Fast-Classifier with Shorcut-FE only. Obtained from Dissent1's RFC commit.
Pasting my Bufferbloat results (8 Streams Down, 4 Streams up [as much as my cable connection will alow]; High Res Bufferbloat, 30 Secs Upload and Download, Dodge Compression Enabled). Don't know if this will help, @moeller0. Relatively quiet network allowed me to test further. Fast-Classifier Debug info rose to 3800+ in 3 hrs with around 2 active clients at the moment. @philjohn
(ignore the A+ forgot to change it a while ago prior to upgrading when it was still 5mbps max)
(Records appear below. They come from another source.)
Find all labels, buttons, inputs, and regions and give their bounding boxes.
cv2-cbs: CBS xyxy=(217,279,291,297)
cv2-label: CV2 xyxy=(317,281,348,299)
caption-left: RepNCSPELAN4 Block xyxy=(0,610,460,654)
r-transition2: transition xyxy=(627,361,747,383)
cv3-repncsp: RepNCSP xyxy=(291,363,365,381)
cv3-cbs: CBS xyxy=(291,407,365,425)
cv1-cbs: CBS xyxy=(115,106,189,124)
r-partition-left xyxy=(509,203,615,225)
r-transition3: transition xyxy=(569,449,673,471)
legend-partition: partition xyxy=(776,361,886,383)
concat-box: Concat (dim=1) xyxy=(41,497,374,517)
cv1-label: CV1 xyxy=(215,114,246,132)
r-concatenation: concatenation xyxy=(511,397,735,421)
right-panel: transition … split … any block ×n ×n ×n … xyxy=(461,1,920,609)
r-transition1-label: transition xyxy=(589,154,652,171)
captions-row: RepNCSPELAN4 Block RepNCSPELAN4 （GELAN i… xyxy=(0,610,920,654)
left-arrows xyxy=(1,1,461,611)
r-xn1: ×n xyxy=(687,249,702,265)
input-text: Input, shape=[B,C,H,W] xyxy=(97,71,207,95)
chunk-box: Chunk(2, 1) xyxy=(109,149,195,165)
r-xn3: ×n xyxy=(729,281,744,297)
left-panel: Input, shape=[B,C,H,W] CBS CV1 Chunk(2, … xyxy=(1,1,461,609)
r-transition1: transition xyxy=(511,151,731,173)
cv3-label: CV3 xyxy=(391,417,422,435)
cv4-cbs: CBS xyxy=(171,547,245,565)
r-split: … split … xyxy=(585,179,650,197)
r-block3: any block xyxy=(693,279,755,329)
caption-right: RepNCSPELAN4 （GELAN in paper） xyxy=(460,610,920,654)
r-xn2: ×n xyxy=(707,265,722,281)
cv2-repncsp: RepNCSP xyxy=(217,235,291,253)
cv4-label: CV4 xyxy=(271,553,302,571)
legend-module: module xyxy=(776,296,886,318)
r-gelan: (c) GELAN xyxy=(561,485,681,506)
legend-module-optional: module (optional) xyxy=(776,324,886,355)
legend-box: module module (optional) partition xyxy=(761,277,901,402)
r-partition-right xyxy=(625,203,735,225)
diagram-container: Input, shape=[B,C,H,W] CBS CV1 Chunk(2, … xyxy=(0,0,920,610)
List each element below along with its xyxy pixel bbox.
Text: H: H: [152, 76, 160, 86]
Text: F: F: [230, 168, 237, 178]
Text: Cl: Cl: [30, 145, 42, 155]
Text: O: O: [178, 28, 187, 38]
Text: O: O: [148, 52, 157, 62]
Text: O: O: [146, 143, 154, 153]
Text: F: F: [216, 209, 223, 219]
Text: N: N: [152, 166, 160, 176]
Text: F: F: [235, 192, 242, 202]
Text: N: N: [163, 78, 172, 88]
The offloaded count of 3338 in debug_info shows that it's working.
Check that number keeps increasing, but looks like you're good to go.
Which dissent1's version have you applied to which branch? And was SQM enabled on WAN interface?
I tried this pull request with lede-17.01 branch with SQM applied to WAN, but they didn't work together well.
Current gwlim's version when only fast-classifier compiled with SQM@WAN:
- it only "accelerated" 1 out of 2 separated VPN connection (don't ask why )
Current gwlim's version with both fast-classifier and shortcut-fe-cm compiled and SQM@WAN and
rmmod shortcut-fe-cm (!!!):
- both separated VPN connections were accelerated
So, for now, I added this into
rc.local with B.b) gwlim's version:
echo 1 > /sys/fast_classifier/skip_to_bridge_ingress rmmod shortcut-fe-cm
Thanks for both of you your work!
EDIT: It turned out that both B.a) and B.b) is wrong with gwlim's patch.